Y aura-t-il une rupture dans les dispositifs d'indemnisation ?
Pour les prairies, l’un des groupes de travail sur la gestion des risques demande de « basculer à terme (...) sur l’assurance comme unique outil subventionné de mutualisation du risque » et préconise pour cela une « phase transitoire ».

À défaut d’une feuille de route avant l’été, la profession agricole devrait y voir un peu plus clair dans le projet de réforme de gestion des risques climatiques d’ici la mi-juillet. Trois groupes de travail composés de représentants des syndicats, des assurances et des pouvoirs publics planchent depuis novembre pour faire des recommandations au ministère de l’Agriculture. Le premier, sur la sensibilisation, la pédagogie et la prévention des risques, a rendu ses conclusions définitives le 23 juin. Il préconise d’instaurer un accompagnement stratégique des exploitations pour analyser les coûts et les bénéficies des moyens de protection. Il recommande aussi d’inciter sans contraindre et de rénover en long et en large les programmes de formation.

MRC améliorée pour les pertes de récolte

Le deuxième groupe de travail, sur l’articulation entre assurance multirisque climatique (MRC) et régime des calamités agricoles recommandait, dans un projet de synthèse mi-juin, de développer l’assurance subventionnée pour les pertes de récolte par groupe de cultures et de n’avoir recours au dispositif des calamités agricoles que pour les pertes de fonds. Avec un bémol, néanmoins, pour le secteur arboricole. Concernant les pertes de récoltes, ce groupe semble plutôt satisfait de l’assurance multirisque climatique (MRC) en viticulture, grandes cultures et légumes d’industrie. Il souhaite développer la MRC pour ces productions, en l’améliorant via une douzaine de mesures. Parmi celles-ci : préférer la souscription d’un contrat assurantiel par groupe de cultures tout en informant davantage sur la possibilité de s’assurer à l’échelle de l’exploitation ; prévoir un seul niveau de garantie subventionnable au lieu de deux ; aligner le seuil de déclenchement et la franchise ; adosser le prix de l’assurance à un barème unique par culture ; ou encore allonger la durée de la moyenne olympique dans le cadre de la prochaine Pac.
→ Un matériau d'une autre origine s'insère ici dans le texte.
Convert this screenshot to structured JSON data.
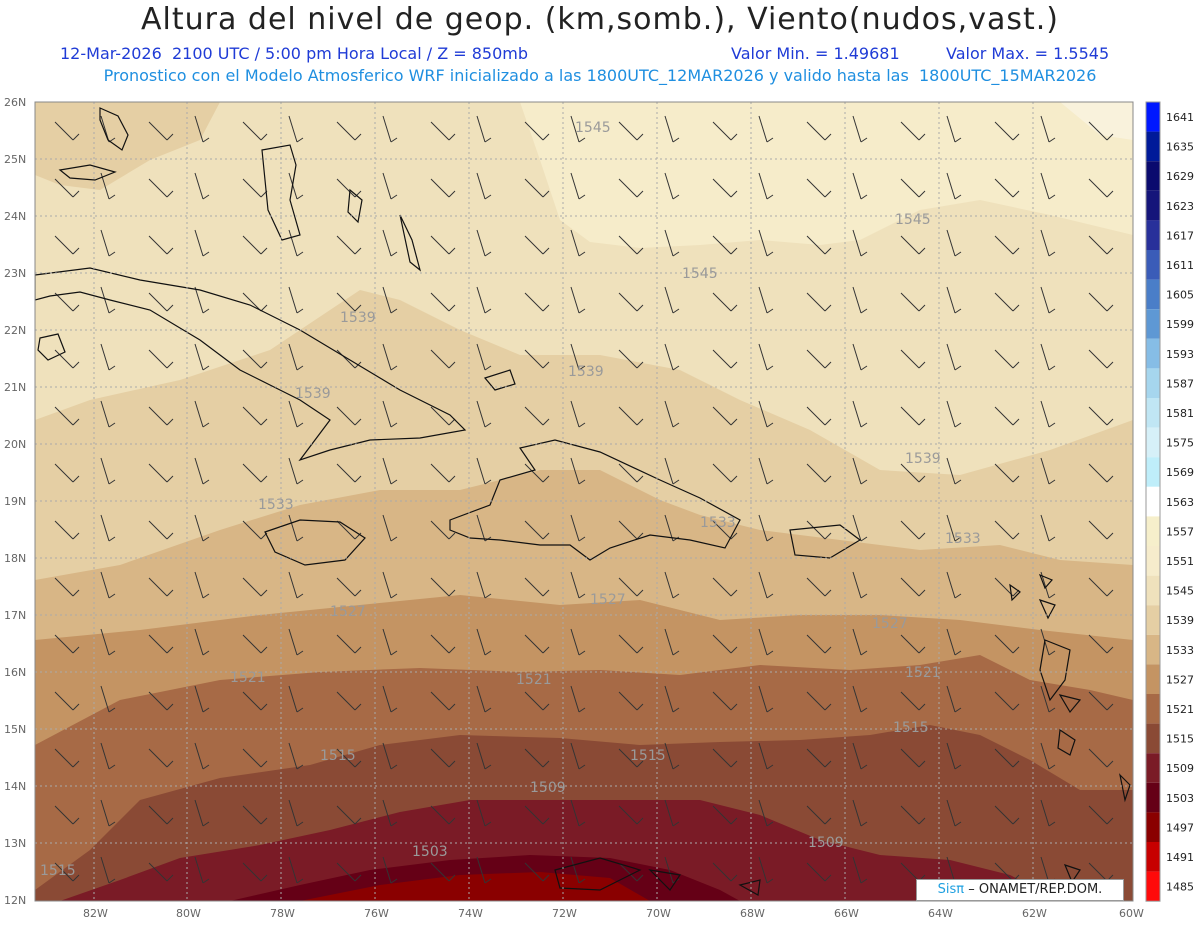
{
  "header": {
    "title": "Altura del nivel de geop. (km,somb.), Viento(nudos,vast.)",
    "datetime": "12-Mar-2026  2100 UTC / 5:00 pm Hora Local / Z = 850mb",
    "min": "Valor Min. = 1.49681",
    "max": "Valor Max. = 1.5545",
    "model_line": "Pronostico con el Modelo Atmosferico WRF inicializado a las 1800UTC_12MAR2026 y valido hasta las  1800UTC_15MAR2026"
  },
  "axes": {
    "lat_labels": [
      "26N",
      "25N",
      "24N",
      "23N",
      "22N",
      "21N",
      "20N",
      "19N",
      "18N",
      "17N",
      "16N",
      "15N",
      "14N",
      "13N",
      "12N"
    ],
    "lon_labels": [
      "82W",
      "80W",
      "78W",
      "76W",
      "74W",
      "72W",
      "70W",
      "68W",
      "66W",
      "64W",
      "62W",
      "60W"
    ]
  },
  "contour_labels": [
    "1545",
    "1545",
    "1545",
    "1539",
    "1539",
    "1539",
    "1539",
    "1533",
    "1533",
    "1533",
    "1527",
    "1527",
    "1527",
    "1521",
    "1521",
    "1521",
    "1515",
    "1515",
    "1515",
    "1515",
    "1509",
    "1509",
    "1503"
  ],
  "colorbar": {
    "labels": [
      "1641",
      "1635",
      "1629",
      "1623",
      "1617",
      "1611",
      "1605",
      "1599",
      "1593",
      "1587",
      "1581",
      "1575",
      "1569",
      "1563",
      "1557",
      "1551",
      "1545",
      "1539",
      "1533",
      "1527",
      "1521",
      "1515",
      "1509",
      "1503",
      "1497",
      "1491",
      "1485"
    ],
    "colors": [
      "#0018ff",
      "#001a99",
      "#0a0a6e",
      "#15157a",
      "#28309a",
      "#3a5cb8",
      "#4a7ec8",
      "#5e98d4",
      "#86bde6",
      "#a6d6ee",
      "#c0e6f4",
      "#d6f0f8",
      "#bfeefa",
      "#ffffff",
      "#f6efcb",
      "#f6eccc",
      "#efe1bc",
      "#e5cfa4",
      "#d8b686",
      "#c49463",
      "#a76a46",
      "#8a4a35",
      "#7a1b26",
      "#650016",
      "#8a0000",
      "#c70000",
      "#ff0a0a"
    ]
  },
  "credit": {
    "brand": "Sisπ",
    "org": "– ONAMET/REP.DOM."
  }
}
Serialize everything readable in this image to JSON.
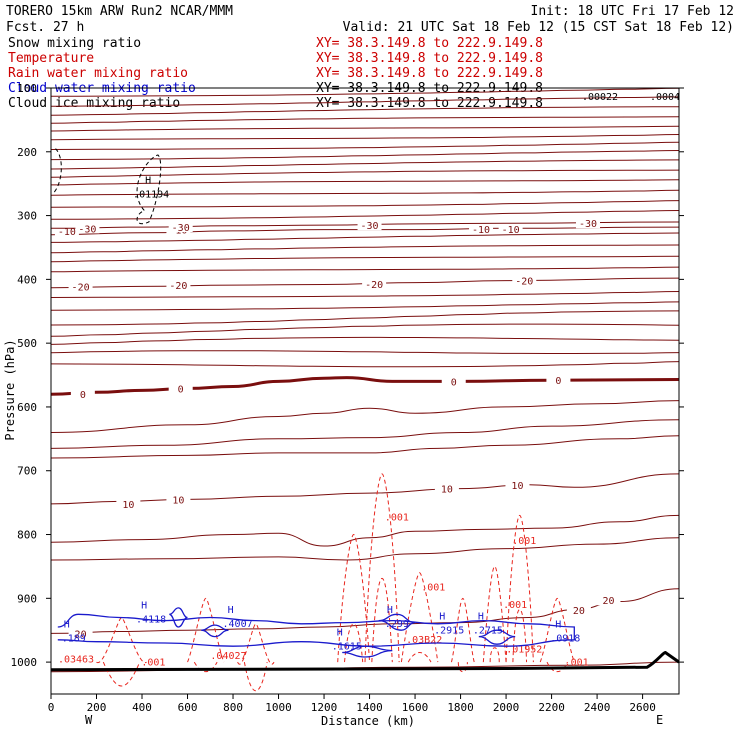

Phase transitoire pour les prairies

Même chose pour les prairies où l’on se dirige vers un développement de l’assurance, même si la situation pour ce groupe de cultures est plus complexe. En effet, le groupe de travail pointe du doigt une « concurrence » entre la MRC (financée par les crédits de la Pac) et le régime des calamités agricoles (financé par le FNGRA), notamment pour les pertes de récolte situées entre 30 et 45 %. C’est pourquoi il demande de « basculer à terme (...) sur l’assurance comme unique outil subventionné de mutualisation du risque » et préconise une « phase transitoire » où coexisterait la MRC et un régime des calamités « profondément remanié », et ce « dès la gestion des dossiers sécheresse de la campagne 2020 », précise le projet de synthèse. Et de poursuivre que pour obtenir un régime des calamités remanié, il faut affiner le calcul des pertes de fourrage à l’échelle de la commune et opérer une « révision des paramètres d’indemnisation à l’échelle individuelle ». Concernant les pertes de fonds, pour les quatre groupes de cultures (viticulture, grandes cultures, légumes d’industrie et prairies), le dispositif des calamités agricoles « conserve (...) toute sa pertinence ».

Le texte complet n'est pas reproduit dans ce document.